Reasons For The Failure Of Ruthenium Iridium Titanium Anode Passivation

The ruthenium-iridium-titanium anode has a certain working life during the electrolysis operation. When the voltage rises very high and there is actually no current passing through, the ruthenium-iridium-titanium anode loses its function. This phenomenon is called anode passivation.

Ruthenium iridium titanium anode passivation has the following reasons.

1) The coating peels off

The titanium ruthenium iridium titanium anode is composed of a titanium substrate and a ruthenium iridium titanium active coating. The electrochemical reaction is only the ruthenium iridium titanium active coating. If the coating and the substrate are not firmly bonded, they will fall off the titanium substrate and fall to a certain extent. To a certain extent, the titanium ruthenium iridium titanium anode loses its effect. (Divided into crushed peeling, belly-shaped layer peeling and cracked peeling)

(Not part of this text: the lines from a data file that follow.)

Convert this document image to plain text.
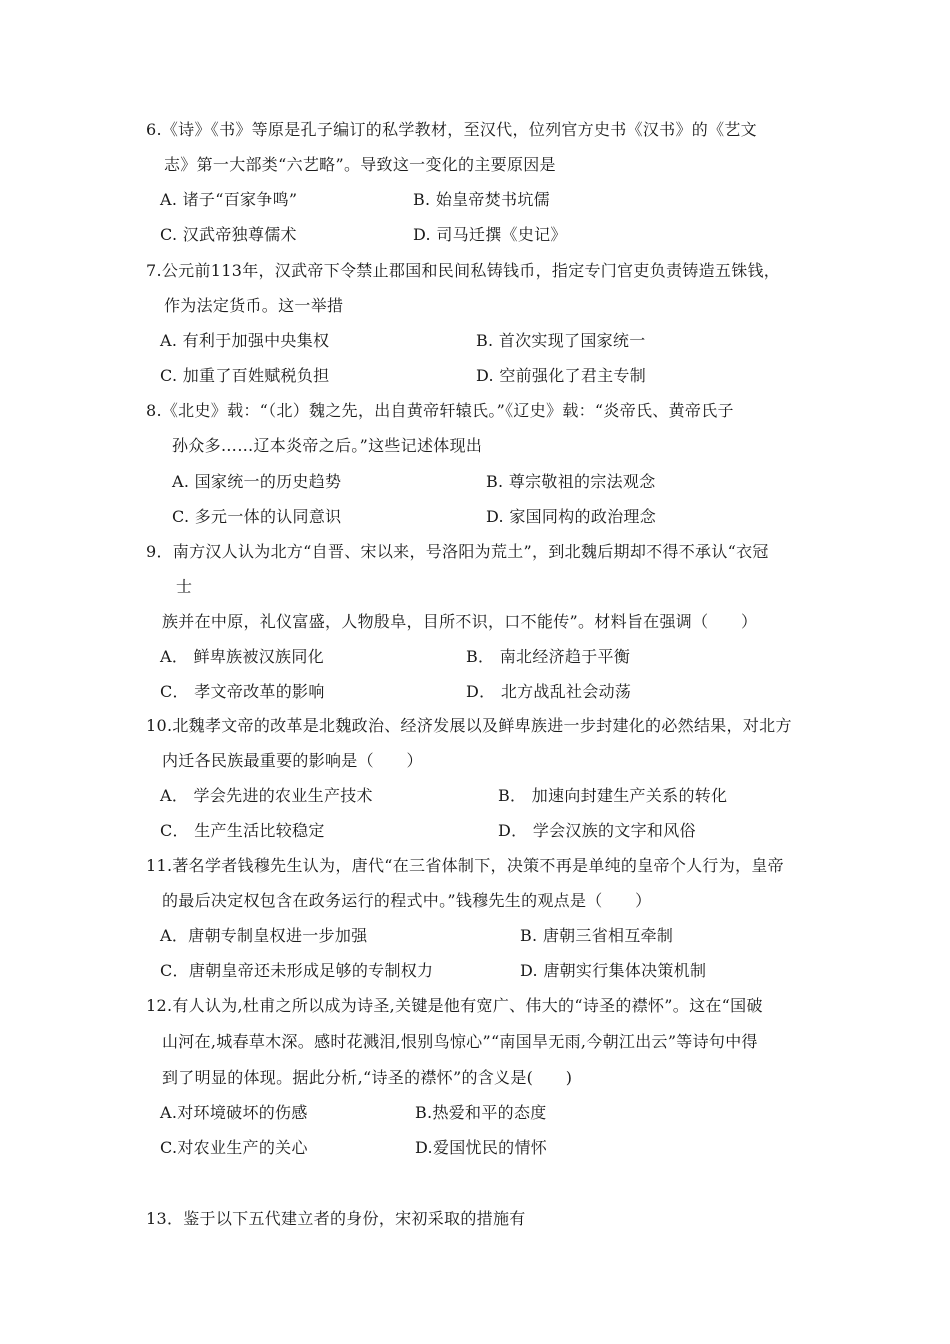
6.《诗》《书》等原是孔子编订的私学教材，至汉代，位列官方史书《汉书》的《艺文
志》第一大部类“六艺略”。导致这一变化的主要原因是
A. 诸子“百家争鸣”	B. 始皇帝焚书坑儒
C. 汉武帝独尊儒术	D. 司马迁撰《史记》
7.公元前113年，汉武帝下令禁止郡国和民间私铸钱币，指定专门官吏负责铸造五铢钱，
作为法定货币。这一举措
A. 有利于加强中央集权	B. 首次实现了国家统一
C. 加重了百姓赋税负担	D. 空前强化了君主专制
8.《北史》载：“（北）魏之先，出自黄帝轩辕氏。”《辽史》载：“炎帝氏、黄帝氏子
孙众多……辽本炎帝之后。”这些记述体现出
A. 国家统一的历史趋势	B. 尊宗敬祖的宗法观念
C. 多元一体的认同意识	D. 家国同构的政治理念
9．南方汉人认为北方“自晋、宋以来，号洛阳为荒土”，到北魏后期却不得不承认“衣冠
士
族并在中原，礼仪富盛，人物殷阜，目所不识，口不能传”。材料旨在强调（　　）
A． 鲜卑族被汉族同化	B． 南北经济趋于平衡
C． 孝文帝改革的影响	D． 北方战乱社会动荡
10.北魏孝文帝的改革是北魏政治、经济发展以及鲜卑族进一步封建化的必然结果，对北方
内迁各民族最重要的影响是（　　）
A． 学会先进的农业生产技术	B． 加速向封建生产关系的转化
C． 生产生活比较稳定	D． 学会汉族的文字和风俗
11.著名学者钱穆先生认为，唐代“在三省体制下，决策不再是单纯的皇帝个人行为，皇帝
的最后决定权包含在政务运行的程式中。”钱穆先生的观点是（　　）
A．唐朝专制皇权进一步加强	B. 唐朝三省相互牵制
C．唐朝皇帝还未形成足够的专制权力	D. 唐朝实行集体决策机制
12.有人认为,杜甫之所以成为诗圣,关键是他有宽广、伟大的“诗圣的襟怀”。这在“国破
山河在,城春草木深。感时花溅泪,恨别鸟惊心”“南国旱无雨,今朝江出云”等诗句中得
到了明显的体现。据此分析,“诗圣的襟怀”的含义是(　　)
A.对环境破坏的伤感	B.热爱和平的态度
C.对农业生产的关心	D.爱国忧民的情怀
13．鉴于以下五代建立者的身份，宋初采取的措施有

2) There are cracks in the coating

During electrolysis, new ecological oxygen is generated on the ruthenium-iridium-titanium anode, some of which discharge at the interface between the active coating and the electrolyte, and then leave the anode surface to generate oxygen into the solution; due to cracks in the active coating, the other part of the oxygen is adsorbed on the anode On the surface, through the active coating through diffusion or migration, it reaches the interface between the coating and the titanium substrate, and then oxygen is chemically adsorbed on the surface of the titanium substrate to form a non-conductive oxide film (TiO2) with the titanium, resulting in reverse resistance; Or the electrolyte penetrates through the cracks of the coating, the titanium substrate is slowly oxidized, and the interface with the ruthenium-iridium-titanium active coating is corroded, causing the ruthenium-iridium-titanium active coating to fall off, resulting in an increase in the potential of the ruthenium-iridium-titanium anode. The increase in potential further promotes the dissolution of the coating and the oxidation of the titanium substrate.

3) RuO2 dissolves

Reduce the generation of oxygen, which can slow down the formation of oxide film. When the total current density of electrolysis increases, the increase in the rate of chlorine generation is much greater than the increase in the rate of oxygen generation, so the increase in current density is conducive to the decrease of the oxygen content in chlorine. The titanium substrate is pre-oxidized to form an oxide film, which can increase the binding force of the active coating of ruthenium, iridium, titanium and the titanium substrate, make the coating firm, and prevent the ruthenium from falling off and dissolving, but it will also cause ruthenium, iridium, titanium Increase in anode ohmic drop.

4) Oxide saturation

The active coating is composed of non-stoichiometric RuO2- and TiO2, which is an oxygen-deficient oxide. The non-stoichiometric oxide is the real active center of chlorine discharge. The more such oxides, the more active centers, and the better the activity of the ruthenium-iridium-titanium anode. The conductivity of ruthenium-iridium-titanium-coated anodes is the performance of distorted n-type mixed crystals generated from isomorphic RuO2 and TiO2 after heat treatment. There are some oxygen vacancies. When these oxygen vacancies are filled with oxygen, the The potential rises rapidly, causing passivation.